The April futures contract fell $3.26 to $31.67 a barrel on the New York Mercantile Exchange, the lowest close since Jan. 8.
However, with US supplies low and uncertainty in the Middle East high, traders said petroleum prices likely will remain volatile in the short term.
''This thing could go right back up,'' said Tom Bentz, an analyst at BNP Paribas in New York. ''We're still vulnerable because inventories are tight.''
The most recent Energy Department data showed commercial stockpiles of crude at 269.8 million barrels, 18 percent below year-ago levels. Supplies have dwindled as a result of high demand for heating oil in the Northeast and fewer imports from Venezuela, whose oil industry was crippled for months by a nationwide strike.
Yet Bentz and other traders expressed confidence yesterday that the loss of Iraqi crude could be made up elsewhere and that the US government will tap its own 600 million-barrel stockpile, the Strategic Petroleum Reserve, in the event of a supply emergency. European nations have their own stockpiles that could help make up for any supply shortages resulting from war, which could begin as early as tonight.
Furthermore, industry watchers said OPEC producers -- with the exception of Iraq and Venezuela -- all are pumping over their quotas, eager to take advantage of the high prices. That extra supply could hit the market just as demand for gasoline, heating oil and other fuels drops to seasonal lows.

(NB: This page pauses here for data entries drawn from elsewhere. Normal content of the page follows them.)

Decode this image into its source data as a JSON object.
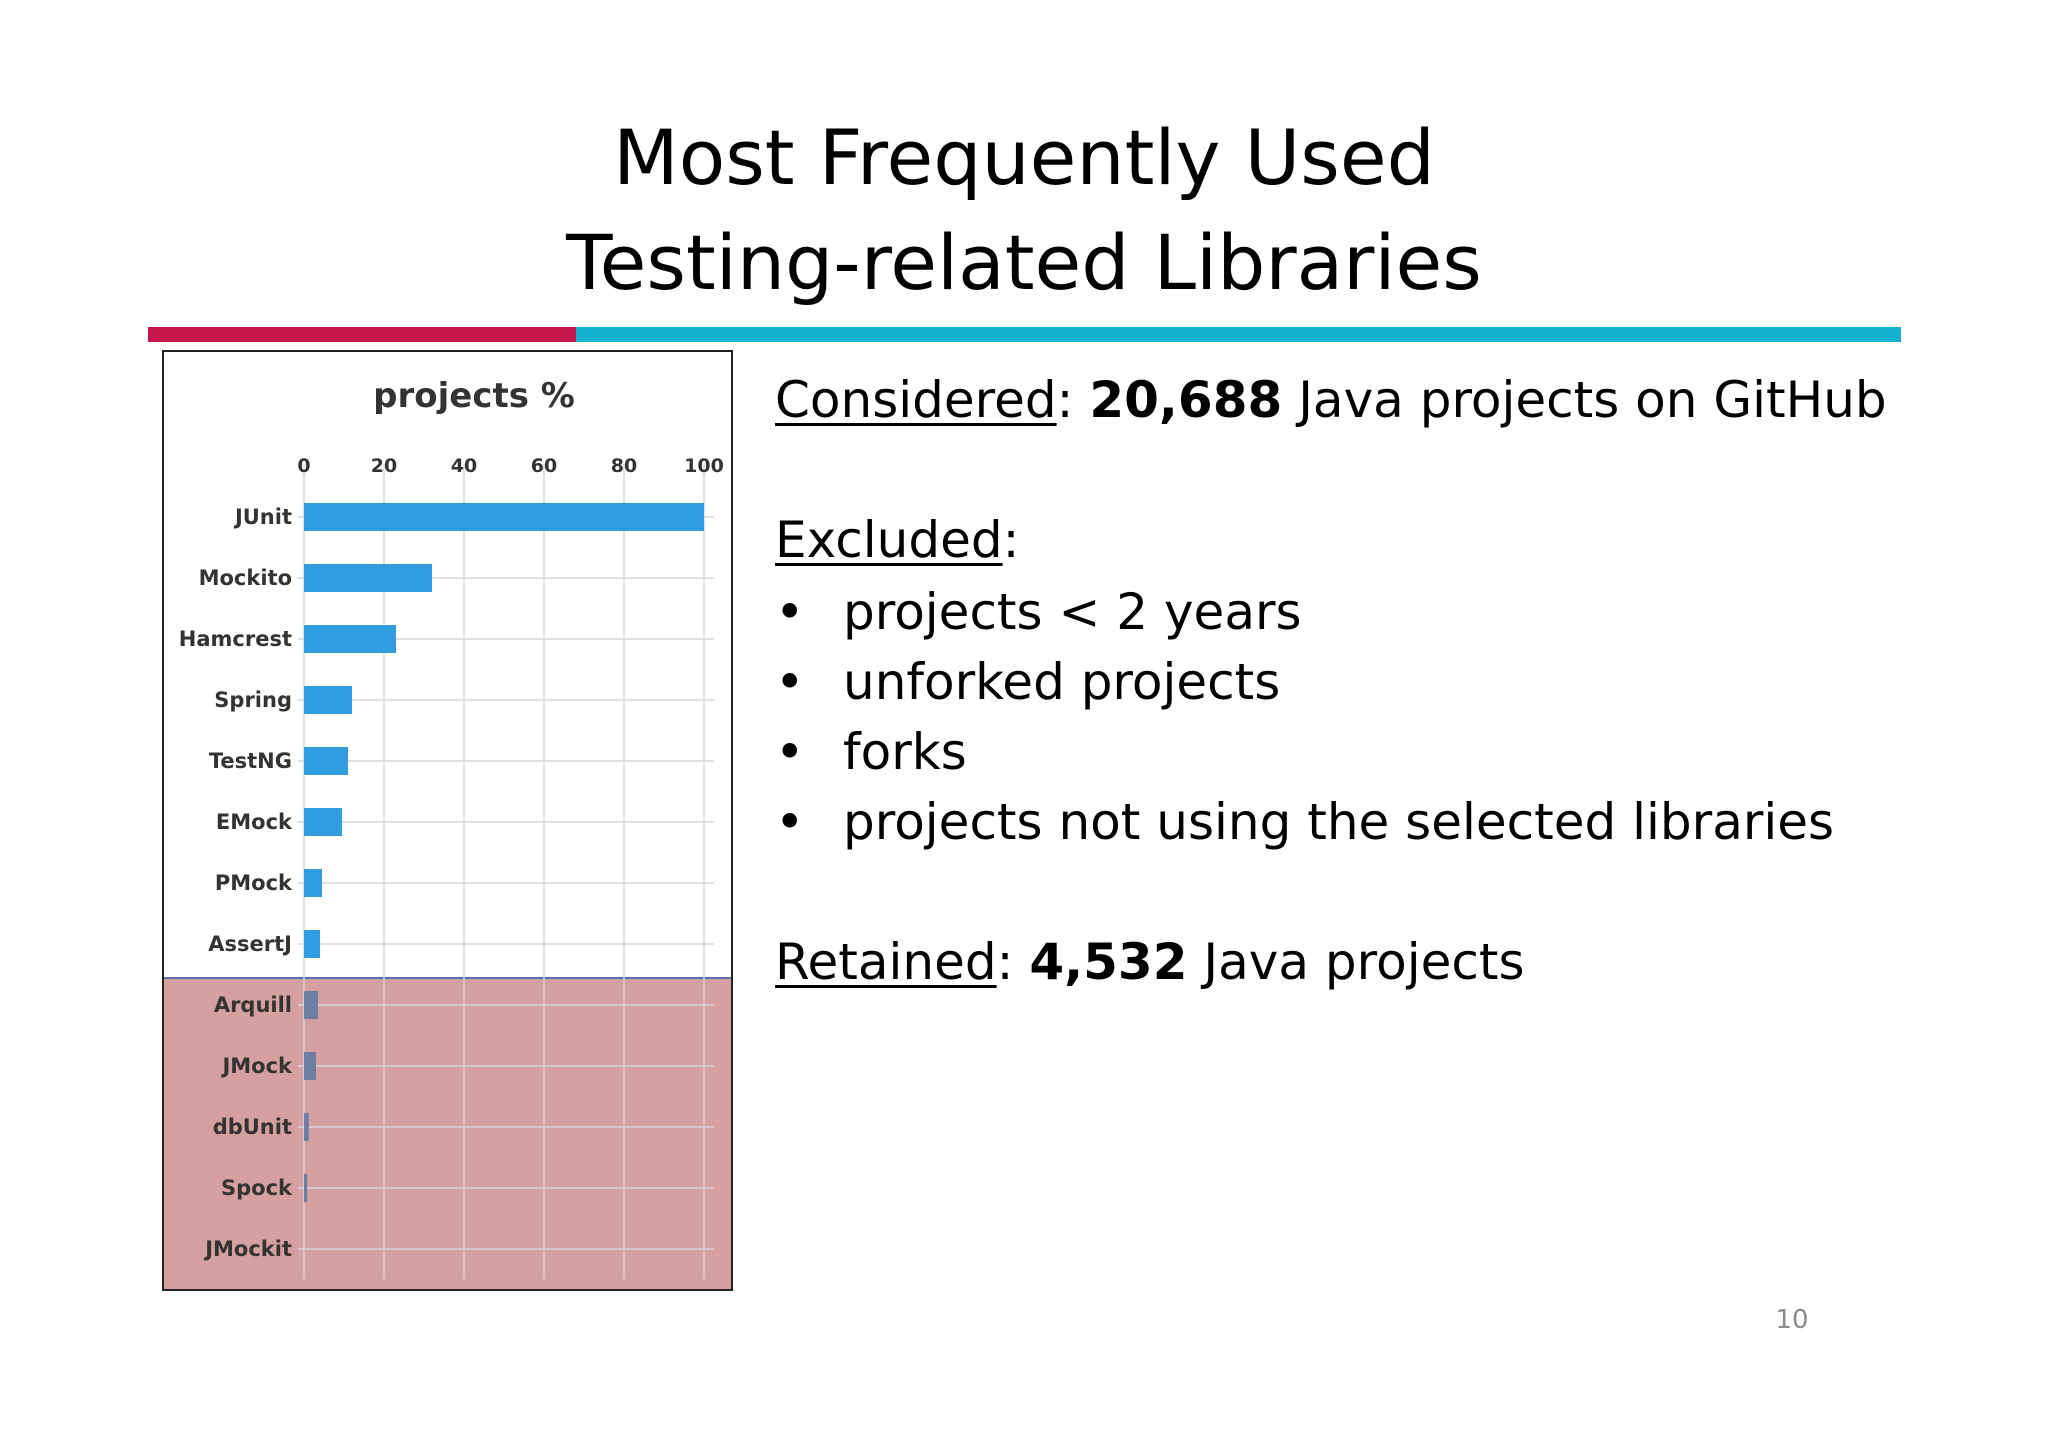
{
  "slide": {
    "title_line1": "Most Frequently Used",
    "title_line2": "Testing-related Libraries",
    "page_number": "10",
    "colors": {
      "rule_left": "#c8154c",
      "rule_right": "#14b1d1"
    }
  },
  "text": {
    "considered_label": "Considered",
    "considered_sep": ": ",
    "considered_count": "20,688",
    "considered_rest": " Java projects on GitHub",
    "excluded_label": "Excluded",
    "excluded_sep": ":",
    "bullet_symbol": "•",
    "excluded_items": [
      "projects < 2 years",
      "unforked projects",
      "forks",
      "projects not using the selected libraries"
    ],
    "retained_label": "Retained",
    "retained_sep": ": ",
    "retained_count": "4,532",
    "retained_rest": " Java projects"
  },
  "chart_data": {
    "type": "bar",
    "orientation": "horizontal",
    "title": "projects %",
    "xlabel": "",
    "ylabel": "",
    "xlim": [
      0,
      100
    ],
    "xticks": [
      0,
      20,
      40,
      60,
      80,
      100
    ],
    "grid": true,
    "categories": [
      "JUnit",
      "Mockito",
      "Hamcrest",
      "Spring",
      "TestNG",
      "EMock",
      "PMock",
      "AssertJ",
      "Arquill",
      "JMock",
      "dbUnit",
      "Spock",
      "JMockit"
    ],
    "values": [
      100,
      32,
      23,
      12,
      11,
      9.5,
      4.5,
      4,
      3.5,
      3,
      1.2,
      0.8,
      0
    ],
    "highlighted_categories": [
      "Arquill",
      "JMock",
      "dbUnit",
      "Spock",
      "JMockit"
    ],
    "colors": {
      "bar": "#2f9de0",
      "bar_highlighted": "#6c7ea3",
      "grid": "#d6d6de",
      "highlight_fill": "#cf9a9b"
    }
  }
}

''There's quite a bit of oil in vessels and it's now beginning to hit the consuming areas,'' said Leo Drollas, chief economist of the London-based Center for Global Energy Studies. He said Saudi Arabia may have as much as 50 million barrels in storage or en route to markets.
The United States consumes roughly 19.5 million barrels of crude a day and more than half of that is imported. Fadel Gheit, senior oil analyst at Fahnestock & Co. in New York, said traders are coming to the conclusion that the world has enough oil to meet demand, even assuming that Iraq's daily production of 2 million barrels is taken out of the equation.
Yesterday's decline in oil prices also drove down wholesale prices for gasoline and heating oil. Heating oil for April delivery fell 5.79 cents to close at 85.78 cents a barrel, while gasoline futures dropped 6.52 cents to close at 96.19 cents a gallon.